Q - S'agit-il de civils ou de militaires ?
R - J'en ai dit suffisamment.
Q - Avez-vous eu des entretiens avec les responsables d'Amal et du Hezbollah ?
R - La question est claire, même si elle est formulée en anglais. Et la réponse est claire en français : non.
Q - Êtes-vous pour un changement de mandat de la FINUL ?

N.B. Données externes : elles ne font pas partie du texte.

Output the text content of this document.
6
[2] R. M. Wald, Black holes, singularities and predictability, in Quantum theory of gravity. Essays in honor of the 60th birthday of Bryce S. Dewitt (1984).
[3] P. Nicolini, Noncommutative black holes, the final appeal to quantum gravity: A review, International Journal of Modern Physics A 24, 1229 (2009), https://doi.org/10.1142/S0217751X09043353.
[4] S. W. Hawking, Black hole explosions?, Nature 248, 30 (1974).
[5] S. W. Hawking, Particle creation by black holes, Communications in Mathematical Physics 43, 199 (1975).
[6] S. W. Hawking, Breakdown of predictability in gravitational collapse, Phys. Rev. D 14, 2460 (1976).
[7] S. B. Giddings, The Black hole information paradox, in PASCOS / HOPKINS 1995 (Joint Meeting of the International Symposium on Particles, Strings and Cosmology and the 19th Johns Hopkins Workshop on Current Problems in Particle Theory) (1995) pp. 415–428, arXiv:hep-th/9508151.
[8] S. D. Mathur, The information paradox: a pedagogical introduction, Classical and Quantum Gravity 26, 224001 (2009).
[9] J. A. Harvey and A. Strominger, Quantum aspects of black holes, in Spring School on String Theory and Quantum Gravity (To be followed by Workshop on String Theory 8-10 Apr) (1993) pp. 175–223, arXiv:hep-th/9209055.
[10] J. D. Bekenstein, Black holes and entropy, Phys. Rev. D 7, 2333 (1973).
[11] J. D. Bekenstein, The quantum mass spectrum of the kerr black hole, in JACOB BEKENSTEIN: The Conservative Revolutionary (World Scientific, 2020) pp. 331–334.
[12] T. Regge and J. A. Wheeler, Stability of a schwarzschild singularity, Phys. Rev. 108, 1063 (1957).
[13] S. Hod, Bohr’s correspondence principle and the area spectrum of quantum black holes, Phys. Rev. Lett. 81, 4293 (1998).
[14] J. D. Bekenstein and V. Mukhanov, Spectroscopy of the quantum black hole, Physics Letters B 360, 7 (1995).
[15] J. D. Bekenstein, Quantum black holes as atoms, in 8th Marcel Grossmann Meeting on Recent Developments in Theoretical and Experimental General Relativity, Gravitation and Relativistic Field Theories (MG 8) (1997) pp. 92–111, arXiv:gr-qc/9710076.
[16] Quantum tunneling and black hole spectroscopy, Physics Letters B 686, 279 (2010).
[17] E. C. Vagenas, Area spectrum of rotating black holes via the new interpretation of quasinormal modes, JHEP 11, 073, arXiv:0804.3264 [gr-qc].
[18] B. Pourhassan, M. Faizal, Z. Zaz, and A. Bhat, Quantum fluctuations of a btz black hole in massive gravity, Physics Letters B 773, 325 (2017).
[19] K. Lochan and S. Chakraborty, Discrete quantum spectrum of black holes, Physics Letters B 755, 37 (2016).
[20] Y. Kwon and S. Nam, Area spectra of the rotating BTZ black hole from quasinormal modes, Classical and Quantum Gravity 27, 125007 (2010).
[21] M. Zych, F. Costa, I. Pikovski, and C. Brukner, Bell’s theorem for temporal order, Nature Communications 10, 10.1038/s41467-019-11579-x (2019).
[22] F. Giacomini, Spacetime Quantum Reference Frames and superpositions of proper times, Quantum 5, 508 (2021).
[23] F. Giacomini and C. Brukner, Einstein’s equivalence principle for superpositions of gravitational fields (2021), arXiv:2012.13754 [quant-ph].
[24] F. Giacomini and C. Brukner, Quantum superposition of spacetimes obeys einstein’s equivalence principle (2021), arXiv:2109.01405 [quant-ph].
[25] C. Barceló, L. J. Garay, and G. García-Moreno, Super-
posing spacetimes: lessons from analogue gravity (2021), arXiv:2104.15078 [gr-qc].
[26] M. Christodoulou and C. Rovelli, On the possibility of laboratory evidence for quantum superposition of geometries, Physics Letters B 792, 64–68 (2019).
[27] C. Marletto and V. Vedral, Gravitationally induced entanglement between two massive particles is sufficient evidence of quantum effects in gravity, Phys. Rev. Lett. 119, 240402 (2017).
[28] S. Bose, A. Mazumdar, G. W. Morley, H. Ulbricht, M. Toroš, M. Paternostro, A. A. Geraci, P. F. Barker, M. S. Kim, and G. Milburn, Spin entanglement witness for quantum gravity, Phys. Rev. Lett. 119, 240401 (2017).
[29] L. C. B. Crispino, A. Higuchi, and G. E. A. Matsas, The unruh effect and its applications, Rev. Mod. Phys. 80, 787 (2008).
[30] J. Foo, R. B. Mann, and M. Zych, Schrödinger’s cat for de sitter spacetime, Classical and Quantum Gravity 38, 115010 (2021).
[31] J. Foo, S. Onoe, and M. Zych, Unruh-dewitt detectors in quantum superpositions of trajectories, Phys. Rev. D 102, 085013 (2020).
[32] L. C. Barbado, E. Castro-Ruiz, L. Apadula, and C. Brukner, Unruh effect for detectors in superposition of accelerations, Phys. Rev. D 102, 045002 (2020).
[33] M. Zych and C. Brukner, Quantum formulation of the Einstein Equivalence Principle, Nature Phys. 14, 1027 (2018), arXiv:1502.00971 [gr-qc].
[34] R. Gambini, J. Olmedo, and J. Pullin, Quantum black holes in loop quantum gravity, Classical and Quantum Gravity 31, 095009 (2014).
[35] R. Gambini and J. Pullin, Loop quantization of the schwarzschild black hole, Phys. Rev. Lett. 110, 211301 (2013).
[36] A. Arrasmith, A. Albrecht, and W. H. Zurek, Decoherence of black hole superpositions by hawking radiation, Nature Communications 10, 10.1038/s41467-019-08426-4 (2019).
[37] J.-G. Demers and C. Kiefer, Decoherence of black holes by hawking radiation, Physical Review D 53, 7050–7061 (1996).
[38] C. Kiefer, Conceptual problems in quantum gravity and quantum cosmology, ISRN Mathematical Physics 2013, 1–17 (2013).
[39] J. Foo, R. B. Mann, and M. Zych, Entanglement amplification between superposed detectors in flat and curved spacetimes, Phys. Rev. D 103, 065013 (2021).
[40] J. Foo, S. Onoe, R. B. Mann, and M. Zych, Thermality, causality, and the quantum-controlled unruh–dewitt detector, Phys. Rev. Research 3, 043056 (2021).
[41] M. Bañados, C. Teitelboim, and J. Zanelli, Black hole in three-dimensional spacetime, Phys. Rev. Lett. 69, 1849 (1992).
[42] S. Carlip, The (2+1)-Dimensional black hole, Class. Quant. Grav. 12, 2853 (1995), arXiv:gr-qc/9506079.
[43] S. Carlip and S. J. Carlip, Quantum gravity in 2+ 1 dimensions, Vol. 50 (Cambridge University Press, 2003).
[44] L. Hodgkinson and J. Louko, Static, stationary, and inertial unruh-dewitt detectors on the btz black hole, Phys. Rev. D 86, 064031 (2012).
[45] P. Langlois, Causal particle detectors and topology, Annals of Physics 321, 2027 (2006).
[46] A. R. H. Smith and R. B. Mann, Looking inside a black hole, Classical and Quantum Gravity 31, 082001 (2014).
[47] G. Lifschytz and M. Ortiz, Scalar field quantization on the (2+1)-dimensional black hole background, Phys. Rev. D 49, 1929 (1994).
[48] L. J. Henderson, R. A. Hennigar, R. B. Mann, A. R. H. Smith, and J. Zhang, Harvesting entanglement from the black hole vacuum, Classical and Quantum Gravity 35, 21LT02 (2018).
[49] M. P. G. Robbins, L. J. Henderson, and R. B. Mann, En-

R - La France est engagée aux côtés des Nations unies dans le cadre de la résolution 1701, avec la FINUL. Nous avons beaucoup d'hommes mobilisés par cette tâche qui est extrêmement difficile, qui est d'ailleurs dangereuse, comme vous le savez. Je veux leur rendre hommage, parce qu'ils font leur travail d'une façon exceptionnelle. Le président français s'est engagé à ce que nos troupes dans la FINUL soient maintenues parce qu'elles jouent au sud du pays, compte tenu de ce qu'est la réalité géographique et politique, un rôle absolument essentiel, ceci dans le cadre de la résolution 1701.
Maintenant, si d'autres perspectives devaient être étudiées, c'est une question tout à fait différente et cela ne peut pas être fait dans le cadre de cette force-là et c'est en soi un problème différent.